Managing Difficult Relationships

By Jill Briscoe

Face it, difficult people are decidedly different. Even people who love each other are going to have to learn to make their differences work. Stuart and I are partners in both ministry and marriage. Working together to raise a family to love and serve the Lord and working together in mission and the church have tested us. Both marriage and ministry have tested us because we are two very different people. We learn differently, have very different speaking styles, and plan and execute our lives differently. The differences surfaced shortly after the wedding and have continued unabated for nearly seventy years!

Early on in our married life, I remember Stuart’s wonderful way of preparing sermons. It seemed to come so naturally to him. He would wait until near the time he had to speak, concentrate on the subject at hand, and come up with a great talk and relevant illustrations that would hold people spellbound. I, on the other hand, would worry my way through reams of research and notes and start preparing months in advance. I would get in more and more of a muddle. In the end, I would give up and use one of Stuart’s sermons instead!

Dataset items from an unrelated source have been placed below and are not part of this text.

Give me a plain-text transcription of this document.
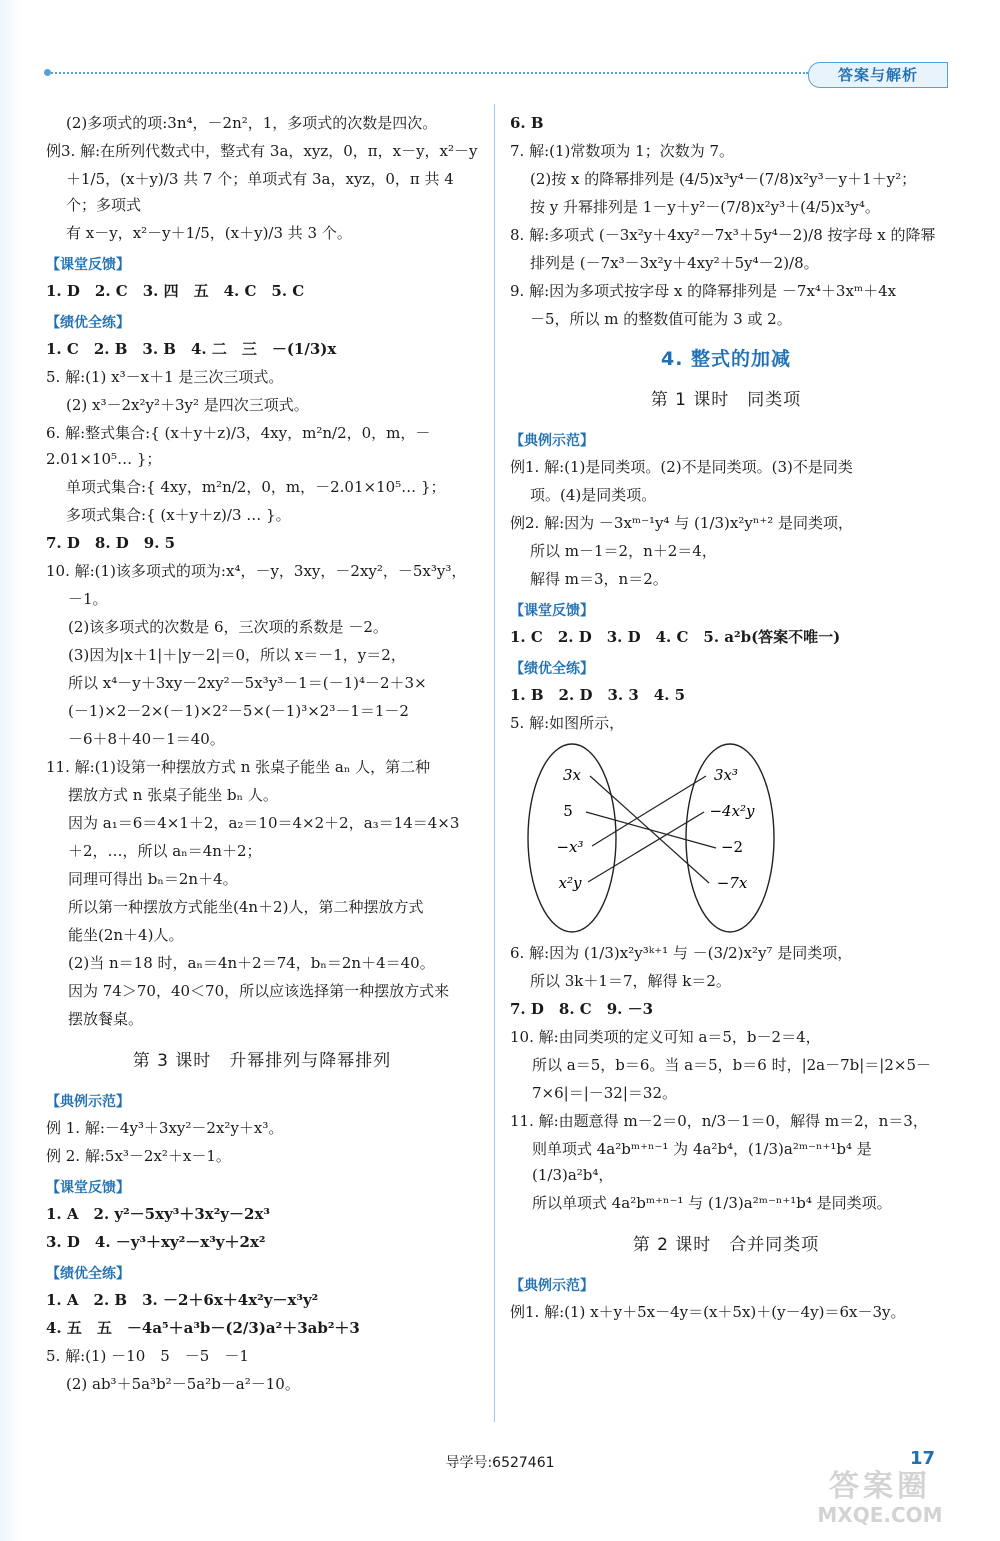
答案与解析
(2)多项式的项:3n⁴，－2n²，1，多项式的次数是四次。
例3. 解:在所列代数式中，整式有 3a，xyz，0，π，x－y，x²－y
＋1/5，(x＋y)/3 共 7 个；单项式有 3a，xyz，0，π 共 4 个；多项式
有 x－y，x²－y＋1/5，(x＋y)/3 共 3 个。
【课堂反馈】
1. D　2. C　3. 四　五　4. C　5. C
【绩优全练】
1. C　2. B　3. B　4. 二　三　－(1/3)x
5. 解:(1) x³－x＋1 是三次三项式。
(2) x³－2x²y²＋3y² 是四次三项式。
6. 解:整式集合:{ (x＋y＋z)/3，4xy，m²n/2，0，m，－2.01×10⁵… }；
单项式集合:{ 4xy，m²n/2，0，m，－2.01×10⁵… }；
多项式集合:{ (x＋y＋z)/3 … }。
7. D　8. D　9. 5
10. 解:(1)该多项式的项为:x⁴，－y，3xy，－2xy²，－5x³y³，
－1。
(2)该多项式的次数是 6，三次项的系数是 －2。
(3)因为|x＋1|＋|y－2|＝0，所以 x＝－1，y＝2，
所以 x⁴－y＋3xy－2xy²－5x³y³－1＝(－1)⁴－2＋3×
(－1)×2－2×(－1)×2²－5×(－1)³×2³－1＝1－2
－6＋8＋40－1＝40。
11. 解:(1)设第一种摆放方式 n 张桌子能坐 aₙ 人，第二种
摆放方式 n 张桌子能坐 bₙ 人。
因为 a₁＝6＝4×1＋2，a₂＝10＝4×2＋2，a₃＝14＝4×3
＋2，…，所以 aₙ＝4n＋2；
同理可得出 bₙ＝2n＋4。
所以第一种摆放方式能坐(4n＋2)人，第二种摆放方式
能坐(2n＋4)人。
(2)当 n＝18 时，aₙ＝4n＋2＝74，bₙ＝2n＋4＝40。
因为 74＞70，40＜70，所以应该选择第一种摆放方式来
摆放餐桌。
第 3 课时　升幂排列与降幂排列
【典例示范】
例 1. 解:－4y³＋3xy²－2x²y＋x³。
例 2. 解:5x³－2x²＋x－1。
【课堂反馈】
1. A　2. y²－5xy³＋3x²y－2x³
3. D　4. －y³＋xy²－x³y＋2x²
【绩优全练】
1. A　2. B　3. －2＋6x＋4x²y－x³y²
4. 五　五　－4a⁵＋a³b－(2/3)a²＋3ab²＋3
5. 解:(1) －10　5　－5　－1
(2) ab³＋5a³b²－5a²b－a²－10。
6. B
7. 解:(1)常数项为 1；次数为 7。
(2)按 x 的降幂排列是 (4/5)x³y⁴－(7/8)x²y³－y＋1＋y²；
按 y 升幂排列是 1－y＋y²－(7/8)x²y³＋(4/5)x³y⁴。
8. 解:多项式 (－3x²y＋4xy²－7x³＋5y⁴－2)/8 按字母 x 的降幂
排列是 (－7x³－3x²y＋4xy²＋5y⁴－2)/8。
9. 解:因为多项式按字母 x 的降幂排列是 －7x⁴＋3xᵐ＋4x
－5，所以 m 的整数值可能为 3 或 2。
4. 整式的加减
第 1 课时　同类项
【典例示范】
例1. 解:(1)是同类项。(2)不是同类项。(3)不是同类
项。(4)是同类项。
例2. 解:因为 －3xᵐ⁻¹y⁴ 与 (1/3)x²yⁿ⁺² 是同类项，
所以 m－1＝2，n＋2＝4，
解得 m＝3，n＝2。
【课堂反馈】
1. C　2. D　3. D　4. C　5. a²b(答案不唯一)
【绩优全练】
1. B　2. D　3. 3　4. 5
5. 解:如图所示，
3x
5
−x³
x²y
3x³
−4x²y
−2
−7x
6. 解:因为 (1/3)x²y³ᵏ⁺¹ 与 －(3/2)x²y⁷ 是同类项，
所以 3k＋1＝7，解得 k＝2。
7. D　8. C　9. －3
10. 解:由同类项的定义可知 a＝5，b－2＝4，
所以 a＝5，b＝6。当 a＝5，b＝6 时，|2a－7b|＝|2×5－
7×6|＝|－32|＝32。
11. 解:由题意得 m－2＝0，n/3－1＝0，解得 m＝2，n＝3，
则单项式 4a²bᵐ⁺ⁿ⁻¹ 为 4a²b⁴，(1/3)a²ᵐ⁻ⁿ⁺¹b⁴ 是 (1/3)a²b⁴，
所以单项式 4a²bᵐ⁺ⁿ⁻¹ 与 (1/3)a²ᵐ⁻ⁿ⁺¹b⁴ 是同类项。
第 2 课时　合并同类项
【典例示范】
例1. 解:(1) x＋y＋5x－4y＝(x＋5x)＋(y－4y)＝6x－3y。
导学号:6527461	17
答案圈
MXQE.COM
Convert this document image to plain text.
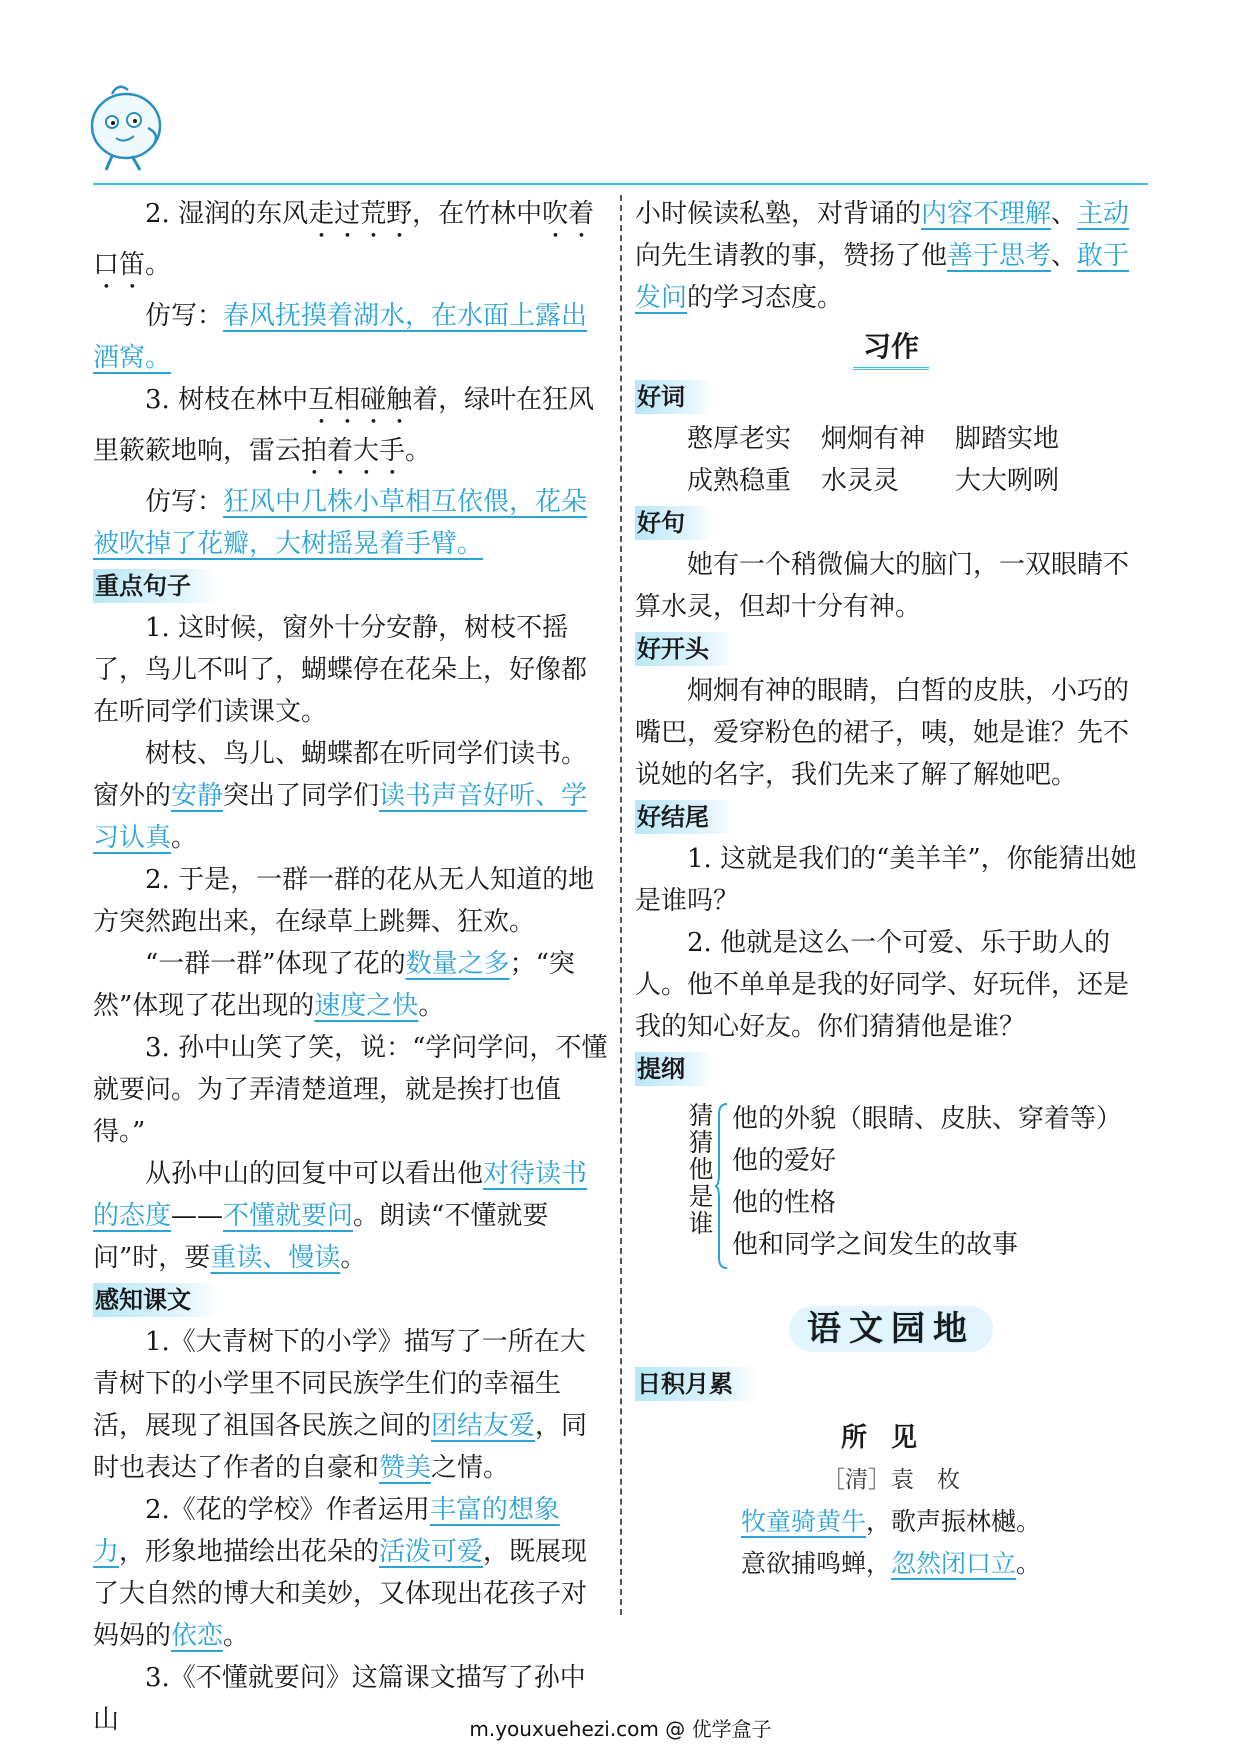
2. 湿润的东风走过荒野，在竹林中吹着口笛。

仿写：春风抚摸着湖水，在水面上露出酒窝。

3. 树枝在林中互相碰触着，绿叶在狂风里簌簌地响，雷云拍着大手。

仿写：狂风中几株小草相互依偎，花朵被吹掉了花瓣，大树摇晃着手臂。

重点句子

1. 这时候，窗外十分安静，树枝不摇了，鸟儿不叫了，蝴蝶停在花朵上，好像都在听同学们读课文。

树枝、鸟儿、蝴蝶都在听同学们读书。窗外的安静突出了同学们读书声音好听、学习认真。

2. 于是，一群一群的花从无人知道的地方突然跑出来，在绿草上跳舞、狂欢。

“一群一群”体现了花的数量之多；“突然”体现了花出现的速度之快。

3. 孙中山笑了笑，说：“学问学问，不懂就要问。为了弄清楚道理，就是挨打也值得。”

从孙中山的回复中可以看出他对待读书的态度——不懂就要问。朗读“不懂就要问”时，要重读、慢读。

感知课文

1.《大青树下的小学》描写了一所在大青树下的小学里不同民族学生们的幸福生活，展现了祖国各民族之间的团结友爱，同时也表达了作者的自豪和赞美之情。

2.《花的学校》作者运用丰富的想象力，形象地描绘出花朵的活泼可爱，既展现了大自然的博大和美妙，又体现出花孩子对妈妈的依恋。

3.《不懂就要问》这篇课文描写了孙中山

小时候读私塾，对背诵的内容不理解、主动向先生请教的事，赞扬了他善于思考、敢于发问的学习态度。

习作
好词
憨厚老实 炯炯有神 脚踏实地
成熟稳重 水灵灵 大大咧咧
好句

她有一个稍微偏大的脑门，一双眼睛不算水灵，但却十分有神。

好开头

炯炯有神的眼睛，白皙的皮肤，小巧的嘴巴，爱穿粉色的裙子，咦，她是谁？先不说她的名字，我们先来了解了解她吧。

好结尾

1. 这就是我们的“美羊羊”，你能猜出她是谁吗？

2. 他就是这么一个可爱、乐于助人的人。他不单单是我的好同学、好玩伴，还是我的知心好友。你们猜猜他是谁？

提纲
猜猜他是谁
他的外貌（眼睛、皮肤、穿着等）
他的爱好
他的性格
他和同学之间发生的故事
语文园地
日积月累
所见
［清］袁　枚
牧童骑黄牛，歌声振林樾。
意欲捕鸣蝉，忽然闭口立。
m.youxuehezi.com @ 优学盒子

Once after my traveling husband had been out of town for months, he returned home and began to travel to different towns to speak. As he drove out of the driveway one Sunday, I felt myself going cold all over. The previous week, I had been to the particular church he was headed for and had used his very good sermon on Lazarus. Surely, I thought in a panic, surely, he wouldn’t preach the same sermon! After all, he has hundreds to choose from

I had a really miserable day praying hard that the Lord would block the word Lazarus completely out of my husband’s mind. When he walked into the house that night, I took one look at his face and asked, “Lazarus?”

“Lazarus!” he replied.“

Oh no,” I said, smiling and embarrassed.“

Jill,” Stuart said, “after I finished my sermon on Lazarus, this woman came barreling up to me and said, ‘Ooh, you stole your wife’s talk!”

That day my man sat me down and gave me some help in sermon preparation—something I had never had the opportunity to learn. I learned to develop my own style and study habits according to the way God had fashioned me. Since that fateful day, Stuart and I have traveled the world together, learning to make our differences work with greater impact for the kingdom. 

Does God have you in a marriage, work place, or ministry with someone the exact opposite of you? How are you rising to the challenge? Are you giving God a chance to accomplish what He had in mind when He yoked you together, or are you letting down the drawbridge to the enemy? You have to find a way to make your differences work for you and not against you.